Naji, S., Bertero, M. G., Spitalny, P., Cramer, P., & Thomm, M. (2008). Structure–function analysis of the RNA polymerase cleft loops elucidates initial transcription, DNA unwinding and RNA displacement. Nucleic Acids Research, 36(2), 676-687. doi:10.1093/nar/gkm1086.

Cite as: https://hdl.handle.net/11858/00-001M-0000-0015-8010-1

Abstract

The active center clefts of RNA polymerase (RNAP) from the archaeon Pyrococcus furiosus (Pfu) and of yeast RNAP II are nearly identical, including four protruding loops, the lid, rudder, fork 1 and fork 2. Here we present a structure–function analysis of recombinant Pfu RNAP variants lacking these cleft loops, and analyze the function of each loop at different stages of the transcription cycle. All cleft loops except fork 1 were required for promoter-directed transcription and efficient elongation.
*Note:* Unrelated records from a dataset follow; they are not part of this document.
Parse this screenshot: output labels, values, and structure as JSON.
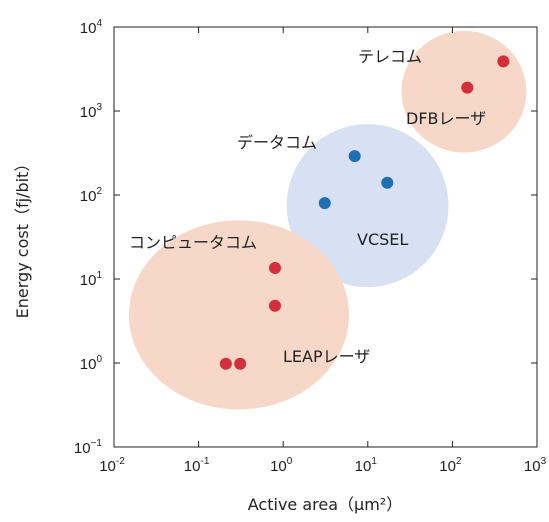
{
  "chart_data": {
    "type": "scatter",
    "xlabel": "Active area（μm²）",
    "ylabel": "Energy cost（fj/bit）",
    "xscale": "log",
    "yscale": "log",
    "xlim": [
      0.01,
      1000
    ],
    "ylim": [
      0.1,
      10000
    ],
    "grid": false,
    "x_ticks": [
      {
        "value": 0.01,
        "base": "10",
        "exp": "-2"
      },
      {
        "value": 0.1,
        "base": "10",
        "exp": "-1"
      },
      {
        "value": 1,
        "base": "10",
        "exp": "0"
      },
      {
        "value": 10,
        "base": "10",
        "exp": "1"
      },
      {
        "value": 100,
        "base": "10",
        "exp": "2"
      },
      {
        "value": 1000,
        "base": "10",
        "exp": "3"
      }
    ],
    "y_ticks": [
      {
        "value": 0.1,
        "base": "10",
        "exp": "−1"
      },
      {
        "value": 1,
        "base": "10",
        "exp": "0"
      },
      {
        "value": 10,
        "base": "10",
        "exp": "1"
      },
      {
        "value": 100,
        "base": "10",
        "exp": "2"
      },
      {
        "value": 1000,
        "base": "10",
        "exp": "3"
      },
      {
        "value": 10000,
        "base": "10",
        "exp": "4"
      }
    ],
    "groups": [
      {
        "key": "telecom",
        "label": "テレコム",
        "color": "#d32f3a",
        "region_color": "#f7d8c8",
        "region": {
          "x_range": [
            25,
            750
          ],
          "y_range": [
            320,
            9000
          ]
        },
        "points": [
          {
            "x": 150,
            "y": 1900
          },
          {
            "x": 400,
            "y": 3900
          }
        ]
      },
      {
        "key": "dfb",
        "label": "DFBレーザ",
        "color": "#d32f3a",
        "points": []
      },
      {
        "key": "datacom",
        "label": "データコム",
        "color": "#1f6fb5",
        "region_color": "#d7e1f3",
        "region": {
          "x_range": [
            1.1,
            90
          ],
          "y_range": [
            8,
            700
          ]
        },
        "points": [
          {
            "x": 3.1,
            "y": 80
          },
          {
            "x": 7,
            "y": 290
          },
          {
            "x": 17,
            "y": 140
          }
        ]
      },
      {
        "key": "vcsel",
        "label": "VCSEL",
        "color": "#1f6fb5",
        "points": []
      },
      {
        "key": "computercom",
        "label": "コンピュータコム",
        "color": "#d32f3a",
        "region_color": "#f7d8c8",
        "region": {
          "x_range": [
            0.015,
            6
          ],
          "y_range": [
            0.28,
            50
          ]
        },
        "points": [
          {
            "x": 0.8,
            "y": 13.5
          },
          {
            "x": 0.8,
            "y": 4.8
          }
        ]
      },
      {
        "key": "leap",
        "label": "LEAPレーザ",
        "color": "#d32f3a",
        "points": [
          {
            "x": 0.21,
            "y": 0.98
          },
          {
            "x": 0.31,
            "y": 0.98
          }
        ]
      }
    ]
  }
}
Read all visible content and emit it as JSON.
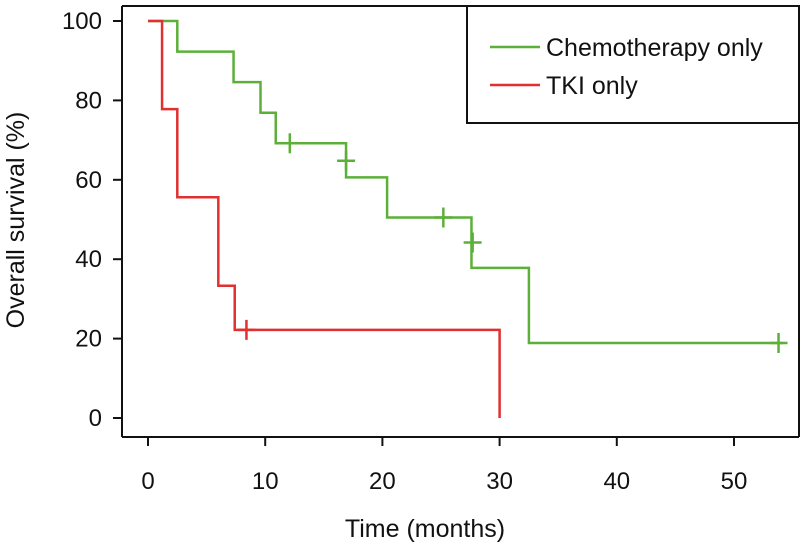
{
  "chart_data": {
    "type": "line",
    "subtype": "kaplan-meier-step",
    "title": "",
    "xlabel": "Time (months)",
    "ylabel": "Overall survival (%)",
    "xlim": [
      0,
      55
    ],
    "ylim": [
      0,
      100
    ],
    "xticks": [
      0,
      10,
      20,
      30,
      40,
      50
    ],
    "yticks": [
      0,
      20,
      40,
      60,
      80,
      100
    ],
    "grid": false,
    "legend_position": "top-right",
    "series": [
      {
        "name": "Chemotherapy only",
        "color": "#5cb03a",
        "steps": [
          {
            "x": 0,
            "y": 100
          },
          {
            "x": 2.5,
            "y": 92.3
          },
          {
            "x": 7.3,
            "y": 84.6
          },
          {
            "x": 9.6,
            "y": 76.9
          },
          {
            "x": 10.9,
            "y": 69.2
          },
          {
            "x": 16.9,
            "y": 60.6
          },
          {
            "x": 20.4,
            "y": 50.5
          },
          {
            "x": 27.6,
            "y": 37.8
          },
          {
            "x": 32.5,
            "y": 18.9
          }
        ],
        "end_x": 54.2,
        "censored": [
          {
            "x": 12.1,
            "y": 69.2
          },
          {
            "x": 16.9,
            "y": 64.8
          },
          {
            "x": 25.2,
            "y": 50.5
          },
          {
            "x": 27.7,
            "y": 44.2
          },
          {
            "x": 53.8,
            "y": 18.9
          }
        ]
      },
      {
        "name": "TKI only",
        "color": "#e03030",
        "steps": [
          {
            "x": 0,
            "y": 100
          },
          {
            "x": 1.2,
            "y": 77.8
          },
          {
            "x": 2.5,
            "y": 55.6
          },
          {
            "x": 6.0,
            "y": 33.3
          },
          {
            "x": 7.4,
            "y": 22.2
          },
          {
            "x": 30.0,
            "y": 0
          }
        ],
        "end_x": 30.0,
        "censored": [
          {
            "x": 8.4,
            "y": 22.2
          }
        ]
      }
    ]
  }
}
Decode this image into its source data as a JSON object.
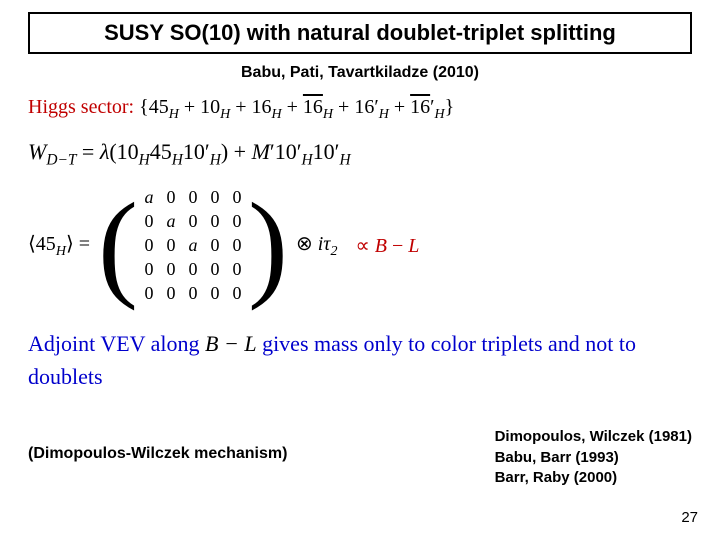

Unprimed de novo transcription required fork 2, the lid was necessary for primed initial transcription. Analysis of templates containing a pre-melted bubble showed that rewinding of upstream DNA drives RNA separation from the template. During elongation, downstream DNA strand separation required template strand binding to an invariant arginine in switch 2, and apparently interaction of an invariant arginine in fork 2 with the non-template strand.